Holland has been an educator for 38 years. She worked in San Francisco, primarily serving students from Bayview and Hunters Point, and has taught English, drama, study skills, reading recovery and social studies in her 23 years of teaching. This is her fourth year as Oceana’s principal. She also worked as an administrator for a combined five years at Westmoor High School and Westborough Middle School. 

“The most rewarding part of the job is getting to know students as individuals,” said Holland. “I love watching as they grow into independent young adults.”  

As principal, Holland also faced the challenge of guiding the school and its students and staff through the COVID-19 pandemic.

“One of the biggest challenges of the COVID-19 crisis was keeping engagement high when we couldn't see our students in person and many of them didn't have their cameras on for distance learning,” said Holland. “It was hard not to see the sparks fly as students grasped concepts and deepened their understanding.” 

The curriculum had to be adjusted to accommodate virtual classes and the school community had to adjust to a global pandemic.

“Such a huge change was difficult, but the teachers managedit and they rocked at it,” said Carey. “The students and parents did a phenomenal job of supporting us. I think all in all, it was a success. I don’t ever want to go back and do it again.
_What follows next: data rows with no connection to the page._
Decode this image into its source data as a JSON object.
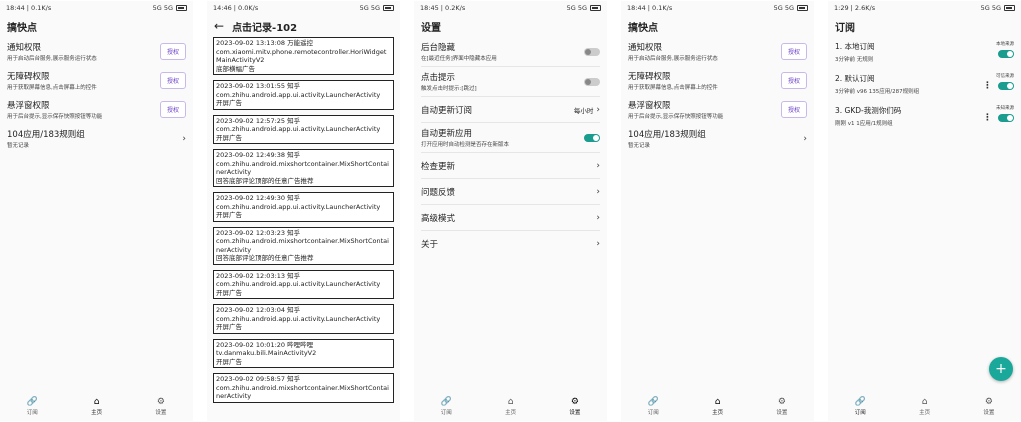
{
  "screens": {
    "home1": {
      "status_time": "18:44 | 0.1K/s",
      "status_signal": "5G 5G",
      "title": "搞快点",
      "items": [
        {
          "title": "通知权限",
          "desc": "用于启动后台服务,展示服务运行状态",
          "btn": "授权"
        },
        {
          "title": "无障碍权限",
          "desc": "用于获取屏幕信息,点击屏幕上的控件",
          "btn": "授权"
        },
        {
          "title": "悬浮窗权限",
          "desc": "用于后台提示,显示保存快照按钮等功能",
          "btn": "授权"
        }
      ],
      "rules": {
        "title": "104应用/183规则组",
        "desc": "暂无记录"
      }
    },
    "clicks": {
      "status_time": "14:46 | 0.0K/s",
      "status_signal": "5G 5G",
      "title": "点击记录-102",
      "logs": [
        {
          "time": "2023-09-02 13:13:08 万能遥控",
          "activity": "com.xiaomi.mitv.phone.remotecontroller.HoriWidgetMainActivityV2",
          "rule": "底部横幅广告"
        },
        {
          "time": "2023-09-02 13:01:55 知乎",
          "activity": "com.zhihu.android.app.ui.activity.LauncherActivity",
          "rule": "开屏广告"
        },
        {
          "time": "2023-09-02 12:57:25 知乎",
          "activity": "com.zhihu.android.app.ui.activity.LauncherActivity",
          "rule": "开屏广告"
        },
        {
          "time": "2023-09-02 12:49:38 知乎",
          "activity": "com.zhihu.android.mixshortcontainer.MixShortContainerActivity",
          "rule": "回答底部评论顶部的任意广告推荐"
        },
        {
          "time": "2023-09-02 12:49:30 知乎",
          "activity": "com.zhihu.android.app.ui.activity.LauncherActivity",
          "rule": "开屏广告"
        },
        {
          "time": "2023-09-02 12:03:23 知乎",
          "activity": "com.zhihu.android.mixshortcontainer.MixShortContainerActivity",
          "rule": "回答底部评论顶部的任意广告推荐"
        },
        {
          "time": "2023-09-02 12:03:13 知乎",
          "activity": "com.zhihu.android.app.ui.activity.LauncherActivity",
          "rule": "开屏广告"
        },
        {
          "time": "2023-09-02 12:03:04 知乎",
          "activity": "com.zhihu.android.app.ui.activity.LauncherActivity",
          "rule": "开屏广告"
        },
        {
          "time": "2023-09-02 10:01:20 哔哩哔哩",
          "activity": "tv.danmaku.bili.MainActivityV2",
          "rule": "开屏广告"
        },
        {
          "time": "2023-09-02 09:58:57 知乎",
          "activity": "com.zhihu.android.mixshortcontainer.MixShortContainerActivity",
          "rule": ""
        }
      ]
    },
    "settings": {
      "status_time": "18:45 | 0.2K/s",
      "status_signal": "5G 5G",
      "title": "设置",
      "hide_bg": {
        "title": "后台隐藏",
        "desc": "在[最近任务]界面中隐藏本应用"
      },
      "click_hint": {
        "title": "点击提示",
        "desc": "触发点击时提示:[跳过]"
      },
      "auto_update_sub": {
        "title": "自动更新订阅",
        "value": "每小时"
      },
      "auto_update_app": {
        "title": "自动更新应用",
        "desc": "打开应用时自动检测是否存在新版本"
      },
      "menu": [
        "检查更新",
        "问题反馈",
        "高级模式",
        "关于"
      ]
    },
    "home2": {
      "status_time": "18:44 | 0.1K/s",
      "status_signal": "5G 5G",
      "title": "搞快点",
      "items": [
        {
          "title": "通知权限",
          "desc": "用于启动后台服务,展示服务运行状态",
          "btn": "授权"
        },
        {
          "title": "无障碍权限",
          "desc": "用于获取屏幕信息,点击屏幕上的控件",
          "btn": "授权"
        },
        {
          "title": "悬浮窗权限",
          "desc": "用于后台提示,显示保存快照按钮等功能",
          "btn": "授权"
        }
      ],
      "rules": {
        "title": "104应用/183规则组",
        "desc": "暂无记录"
      }
    },
    "subs": {
      "status_time": "1:29 | 2.6K/s",
      "status_signal": "5G 5G",
      "title": "订阅",
      "items": [
        {
          "title": "1. 本地订阅",
          "desc": "3分钟前  无规则",
          "tag": "本地来源"
        },
        {
          "title": "2. 默认订阅",
          "desc": "3分钟前  v96  135应用/287规则组",
          "tag": "可信来源"
        },
        {
          "title": "3. GKD-我测你们码",
          "desc": "刚刚  v1  1应用/1规则组",
          "tag": "未知来源"
        }
      ],
      "fab": "+"
    }
  },
  "nav": {
    "sub": "订阅",
    "home": "主页",
    "settings": "设置"
  }
}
It’s great to have everybody back in person to meet again and to be able to connect, big and small.” 

When it became safe for students to return to the school campuses, the staff continued to ensure the safety of the students and families by monitoring cases and state safety guidelines as students and staff returned to the campus and a new normal. 

“Addressing people's real-life fears when faced with the dangers of COVID-19 has also been challenging,” said Holland. “As we all transitioned back to in-person learning, remediating learning loss and bolstering well-being has been at the top of our list. We recognize that people have been out of practice interacting with large groups, and there have been a few bumps in the road as people readjust to being together again.”

Emma Spaeth is a staff writer for the Half Moon Bay Review covering community, arts and sports. Emma grew up in Half Moon Bay before earning a bachelor’s degree in public relations from the University of Oregon.